Five 40-something Harvard alumnae are forced to confront the consequences of the dangerous tradition they started as students.
The Circus is a yearly tag-and-kill game narrator Sara and her former roommates Allie, Bee, Dina, and Wesley began while undergraduates. The game has kept them “tether[ed]” to each other for 20 years, but it’s also kept them connected to the memory of Claudine, the artist roommate who died during their traumatic senior-year playing of the game. When the story begins, Sara sees a woman resembling Claudine on the streets of New York. Haunted by the sighting, she decides to opt out of the 20th anniversary playing of the Circus until the women get together and Wesley tells them about the money—a few thousand dollars they had chipped in decades earlier to be given to the winner of the final contest has grown to nearly $1 million. With consummate skill and acuity, Lee explores the complicated relationships among the five main characters, and all their dreams. Sara, a former banker and struggling photographer, longs for a place in the art world Claudine once dreamed of inhabiting. Her closest friend, Dina, is on the verge of tenure at Harvard after years of unspoken struggle. Bee, a lawyer, seeks political office but is dogged by a smear campaign launched by Claudine’s mother.

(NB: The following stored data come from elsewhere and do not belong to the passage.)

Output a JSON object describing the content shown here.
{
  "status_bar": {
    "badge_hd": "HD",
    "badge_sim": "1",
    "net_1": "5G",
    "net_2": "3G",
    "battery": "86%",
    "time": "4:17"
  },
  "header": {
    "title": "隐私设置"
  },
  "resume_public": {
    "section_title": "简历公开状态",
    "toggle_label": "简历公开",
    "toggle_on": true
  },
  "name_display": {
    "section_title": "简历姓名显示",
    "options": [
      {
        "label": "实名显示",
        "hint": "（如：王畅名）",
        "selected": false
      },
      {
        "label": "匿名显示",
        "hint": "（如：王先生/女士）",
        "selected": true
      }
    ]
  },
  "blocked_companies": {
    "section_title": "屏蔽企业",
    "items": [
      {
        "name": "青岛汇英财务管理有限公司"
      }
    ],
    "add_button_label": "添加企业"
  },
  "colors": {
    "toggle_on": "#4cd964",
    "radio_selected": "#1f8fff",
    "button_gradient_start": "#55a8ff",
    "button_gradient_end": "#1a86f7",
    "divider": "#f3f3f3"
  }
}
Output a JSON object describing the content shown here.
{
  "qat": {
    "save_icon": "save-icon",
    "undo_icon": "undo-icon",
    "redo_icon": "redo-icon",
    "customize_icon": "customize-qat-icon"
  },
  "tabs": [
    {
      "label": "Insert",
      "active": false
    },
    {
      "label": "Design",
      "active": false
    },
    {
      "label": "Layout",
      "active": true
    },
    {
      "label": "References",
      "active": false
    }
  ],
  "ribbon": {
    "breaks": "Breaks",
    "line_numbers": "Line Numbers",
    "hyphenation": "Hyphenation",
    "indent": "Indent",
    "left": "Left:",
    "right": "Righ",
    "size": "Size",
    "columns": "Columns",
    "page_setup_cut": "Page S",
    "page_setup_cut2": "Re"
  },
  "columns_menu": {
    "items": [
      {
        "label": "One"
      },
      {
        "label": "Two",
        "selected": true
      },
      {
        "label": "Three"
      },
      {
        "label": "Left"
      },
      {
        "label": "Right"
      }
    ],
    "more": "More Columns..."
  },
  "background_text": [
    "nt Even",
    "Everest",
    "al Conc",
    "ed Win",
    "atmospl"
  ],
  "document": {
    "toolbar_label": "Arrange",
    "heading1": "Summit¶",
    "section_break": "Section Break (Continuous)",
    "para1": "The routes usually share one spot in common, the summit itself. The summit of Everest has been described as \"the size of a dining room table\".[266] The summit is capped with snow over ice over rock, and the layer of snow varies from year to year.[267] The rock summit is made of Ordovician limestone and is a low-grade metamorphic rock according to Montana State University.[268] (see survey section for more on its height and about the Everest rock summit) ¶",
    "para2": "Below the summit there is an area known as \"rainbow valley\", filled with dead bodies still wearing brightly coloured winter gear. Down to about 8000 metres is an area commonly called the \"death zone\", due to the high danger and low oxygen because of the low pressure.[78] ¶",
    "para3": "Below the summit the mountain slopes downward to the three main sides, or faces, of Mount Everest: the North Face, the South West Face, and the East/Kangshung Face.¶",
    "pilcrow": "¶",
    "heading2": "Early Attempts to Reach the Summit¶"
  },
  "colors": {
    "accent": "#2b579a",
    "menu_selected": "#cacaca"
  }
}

Wesley, though born to wealth, secretly hates both her controlling father and her profession and leans “on drink and drugs to make her feel sated.” And Allie, a busy working mother of three and the group’s unofficial “peacemaker,” bears a quiet exhaustion she refuses to acknowledge. Each equates Circus prize money with freedom, but when one of them is attacked and nearly killed, secrets begin to emerge that change everything they believed about themselves and the ones they love. Fast paced and tightly plotted, Lee’s novel explores the complexities of female friendships against a quietly unsettling backdrop of privilege and ambition.
An immersive novel that delivers suspense with style and intelligence.